La commission avait aussi adopté en juin 2024 un article additionnel prévoyant la possibilité pour le préfet de suspendre l’agrément d’une association sportive qui se soustrairait délibérément aux obligations fixées dans ce texte.
Interdiction du burkini, acte II
L’affaire du port du burkini qui avait provoqué tant d’émoi en 2022 refait surface. Petit retour en arrière : le conseil municipal de Grenoble avait adopté en mai 2022 un arrêté autorisant – entre autres – le port du « burkini » dans les piscines municipales. La décision avait rapidement été attaquée par le préfet, sur demande du ministre de l’Intérieur de l’époque qui n’était autre que Gérald Darmanin. Un mois plus tard, le Conseil d'État confirmait l’annulation de cet arrêté.
Aujourd’hui, la proposition de loi ravive le souvenir de cet épisode politique houleux. L'article 3 vise à renforcer « le respect des principes de neutralité et de laïcité dans les piscines et les espaces de baignades artificiels publics ». Considérant la décision du Conseil d’État comme la validation d’une extension ciblée du principe de neutralité, le rapporteur considère que cette disposition est une continuité logique « d'un point de vue juridique ». L’article s’appuie même sur la jurisprudence du Conseil d’État qui statuait dans son ordonnance sur le fait que le gestionnaire d’un service public « ne peut procéder à des adaptations qui porteraient atteinte à l’ordre public ou qui nuiraient au bon fonctionnement du service, notamment en ce que, par leur caractère fortement dérogatoire par rapport aux règles de droit commun et sans réelle justification, elles rendraient plus difficile le respect de ces règles par les usagers ne bénéficiant pas de la dérogation ou se traduiraient par une rupture caractérisée de l’égalité de traitement des usagers, et donc méconnaîtraient l’obligation de neutralité du service public. »
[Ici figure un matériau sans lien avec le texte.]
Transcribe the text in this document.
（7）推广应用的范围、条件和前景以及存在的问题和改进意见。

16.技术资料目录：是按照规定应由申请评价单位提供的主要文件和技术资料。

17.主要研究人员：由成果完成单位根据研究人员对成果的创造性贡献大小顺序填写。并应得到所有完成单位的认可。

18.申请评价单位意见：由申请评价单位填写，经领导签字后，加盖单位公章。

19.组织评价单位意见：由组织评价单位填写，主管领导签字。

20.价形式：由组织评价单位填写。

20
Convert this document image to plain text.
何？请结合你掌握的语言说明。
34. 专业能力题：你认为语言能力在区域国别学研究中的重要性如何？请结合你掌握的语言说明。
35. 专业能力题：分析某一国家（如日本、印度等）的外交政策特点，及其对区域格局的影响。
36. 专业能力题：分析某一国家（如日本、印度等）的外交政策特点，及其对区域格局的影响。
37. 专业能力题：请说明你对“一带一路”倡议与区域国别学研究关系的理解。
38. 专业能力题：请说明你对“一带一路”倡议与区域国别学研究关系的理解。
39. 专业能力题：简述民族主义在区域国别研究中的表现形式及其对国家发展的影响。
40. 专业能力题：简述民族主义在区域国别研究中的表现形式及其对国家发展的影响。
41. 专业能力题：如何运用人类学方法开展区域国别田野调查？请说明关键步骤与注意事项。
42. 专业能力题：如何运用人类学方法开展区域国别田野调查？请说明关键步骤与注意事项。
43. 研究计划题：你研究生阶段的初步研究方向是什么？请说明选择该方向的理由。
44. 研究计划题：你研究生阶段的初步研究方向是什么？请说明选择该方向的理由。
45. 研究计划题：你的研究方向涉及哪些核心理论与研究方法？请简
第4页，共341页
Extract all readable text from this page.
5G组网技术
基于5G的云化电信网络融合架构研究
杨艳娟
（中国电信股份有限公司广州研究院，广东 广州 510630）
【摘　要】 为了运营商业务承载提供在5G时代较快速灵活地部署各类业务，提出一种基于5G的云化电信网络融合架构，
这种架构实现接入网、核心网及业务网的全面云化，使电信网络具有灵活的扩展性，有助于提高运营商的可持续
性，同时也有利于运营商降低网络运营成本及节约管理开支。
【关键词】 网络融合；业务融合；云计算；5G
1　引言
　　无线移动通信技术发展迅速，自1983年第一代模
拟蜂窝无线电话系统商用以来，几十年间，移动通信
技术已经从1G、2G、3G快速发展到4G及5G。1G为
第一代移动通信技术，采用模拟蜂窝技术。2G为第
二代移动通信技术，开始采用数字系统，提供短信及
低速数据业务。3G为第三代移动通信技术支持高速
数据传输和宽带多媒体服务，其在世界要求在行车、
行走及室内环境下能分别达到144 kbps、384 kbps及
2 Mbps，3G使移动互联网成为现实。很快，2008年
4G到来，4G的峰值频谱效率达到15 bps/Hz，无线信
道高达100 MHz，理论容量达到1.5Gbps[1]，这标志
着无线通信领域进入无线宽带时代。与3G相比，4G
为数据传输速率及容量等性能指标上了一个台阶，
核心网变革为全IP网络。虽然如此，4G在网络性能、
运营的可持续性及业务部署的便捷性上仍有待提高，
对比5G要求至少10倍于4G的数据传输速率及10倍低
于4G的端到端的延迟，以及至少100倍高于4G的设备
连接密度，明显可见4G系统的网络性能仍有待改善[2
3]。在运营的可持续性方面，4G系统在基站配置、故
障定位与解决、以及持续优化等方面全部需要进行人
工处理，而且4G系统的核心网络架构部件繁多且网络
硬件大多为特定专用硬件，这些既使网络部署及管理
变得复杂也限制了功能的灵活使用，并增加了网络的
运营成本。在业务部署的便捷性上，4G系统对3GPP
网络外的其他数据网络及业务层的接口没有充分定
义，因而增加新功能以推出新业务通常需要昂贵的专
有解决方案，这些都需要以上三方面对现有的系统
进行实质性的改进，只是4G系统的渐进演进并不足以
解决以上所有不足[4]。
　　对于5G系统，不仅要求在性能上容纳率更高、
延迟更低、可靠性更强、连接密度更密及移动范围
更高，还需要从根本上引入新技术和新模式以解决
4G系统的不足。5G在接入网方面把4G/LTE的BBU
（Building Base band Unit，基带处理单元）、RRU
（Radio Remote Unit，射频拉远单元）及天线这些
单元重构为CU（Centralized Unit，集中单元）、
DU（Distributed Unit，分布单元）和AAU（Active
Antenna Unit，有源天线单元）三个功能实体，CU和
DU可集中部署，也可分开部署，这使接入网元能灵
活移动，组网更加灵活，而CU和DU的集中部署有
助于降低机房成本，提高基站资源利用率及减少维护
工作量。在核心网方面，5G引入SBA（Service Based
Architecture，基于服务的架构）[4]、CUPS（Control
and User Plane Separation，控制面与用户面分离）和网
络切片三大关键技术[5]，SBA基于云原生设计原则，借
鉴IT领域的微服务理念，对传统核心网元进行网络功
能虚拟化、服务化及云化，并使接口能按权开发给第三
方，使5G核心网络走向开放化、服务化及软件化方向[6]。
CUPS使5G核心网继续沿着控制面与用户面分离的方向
Les sénateurs LR espèrent donc voir cette décision du Conseil d’État se transformer en une interdiction générale du port du burkini dans les piscines et les espaces de baignade artificiels publics. La question des plages est laissée de côté. Rappelons qu’en 2016, le Conseil d’État avait cassé des « arrêtés anti-burkinis » pris par un certain nombre de maires de villes balnéaires. Depuis, les arrêtés municipaux de ce genre n’ont cessé d’être déposés chaque été et ont été chaque fois retoqués par les tribunaux administratifs. Les plages n’étant pas directement liées au domaine du sport, on peut supposer que cette question, aujourd’hui devenue un marronnier, sera abordée dans le projet de loi annoncé par Bruno Retailleau en début d’année.
Pour l’heure, les discussions autour du texte qui commencent aujourd’hui risquent d’être agitées entre ceux qui pensent que la loi de 1905 est remise en question aujourd’hui dans le domaine sportif et ceux qui désapprouvent cette vision. Maire info reviendra sur le sujet au fil de l'examen de ces textes.